That's a gratuitous assumption and may not hold on many sources; you
should use a proper XML parser instead (using ElementTree, by example, is
even easier than your sequence of find and replace)
> The problem is that i cant find the data in the database! If i watch
> my program while im running it, i can see that it sucsessfuly
> downloads the .xml-file from the web and saves it in the buffer.
Ok. So the problem should be either when you read the buffer again, when
processing it, or when saving in the database.
It's very strange to create the table each time you want to save anything,
but this gives you another clue: the table is created and remains empty,
else the select statement in print_rss would have failed. So you know that
those lines are executed. Now, the print statement is your friend:
self.buffer = file('buffer.txt')
for line in self.buffer.readline():
print "line=",line # add this and see what you get
Once you get your code working, it's time to analyze it. I think someone
told you "in Python, you have to use self. everywhere" and you read it
literally. Let's see:
def update_buffer(self):
self.buffer = file('buffer.txt', 'w')
self.temp_buffer = urllib2.urlopen(self.rssurl).read()
self.buffer.write(self.temp_buffer)
self.buffer.close()
All those "self." are unneeded and wrong. You *can*, and *should*, use
local variables. Perhaps it's a bit hard to grasp at first, but local
variables, instance attributes and global variables are different things
used for different purposes. I'll try an example: you [an object] have a
diary, where you record things that you have to remember [your instance
attributes, or "data members" as they are called on other languages]. You
also carry a tiny notepad in your pocket, where you make a few notes when
you are doing something, but you always throw away the page once the job
is finished [local variables]. Your brothers, sisters and parents [other
objects] use the same schema, but there is a whiteboard on the kitchen
where important things that all of you have to know are recorded [global
variables] (anybody can read and write on the board).

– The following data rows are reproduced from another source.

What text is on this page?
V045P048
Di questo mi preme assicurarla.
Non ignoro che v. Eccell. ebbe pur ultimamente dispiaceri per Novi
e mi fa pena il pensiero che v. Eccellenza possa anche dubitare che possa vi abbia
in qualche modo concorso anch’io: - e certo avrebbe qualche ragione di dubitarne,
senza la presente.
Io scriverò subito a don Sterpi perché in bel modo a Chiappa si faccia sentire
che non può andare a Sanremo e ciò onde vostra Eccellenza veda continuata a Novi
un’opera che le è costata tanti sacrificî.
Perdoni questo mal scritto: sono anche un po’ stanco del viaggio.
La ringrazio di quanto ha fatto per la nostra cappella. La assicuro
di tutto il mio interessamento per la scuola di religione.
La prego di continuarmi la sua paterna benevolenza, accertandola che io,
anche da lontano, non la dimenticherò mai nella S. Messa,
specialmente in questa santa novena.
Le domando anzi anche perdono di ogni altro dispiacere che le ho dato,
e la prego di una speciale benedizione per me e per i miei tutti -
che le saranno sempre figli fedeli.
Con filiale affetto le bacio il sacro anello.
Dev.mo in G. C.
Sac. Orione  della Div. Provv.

Now, back to the code, why "self." everywhere? Let's see, self.buffer is a
file: opened, written, and closed, all inside the same function. Once it's
closed, there is no need to keep a reference to the file elsewhere. It's
discardable, as your notepad pages: use a local variable instead. In fact,
*all* your variables should be locals, the *only* things you should keep
inside your object are rssurl and the database location, and perhaps
temp_buffer (with another, more meaningful name, rssdata by example).
Other -more or less random- remarks:
if self.titleStored == True and self.linkStored == True and
descriptionStored == True:
Don't compare against True/False. Just use their boolean value:
if titleStored and linkStored and descriptionStored:
Your code resets those flags at *every* line read, and since a line
contains at most one tag, they will never be True at the same time. You
should reset the flags only after you got the three items and wrote them
onto the database.
The rss feed, after being read, is available into self.temp_buffer; why do
you read it again from the buffer file? If you want to iterate over the
individual lines, use:
for line in self.temp_buffer.splitlines():
--
Gabriel Genellina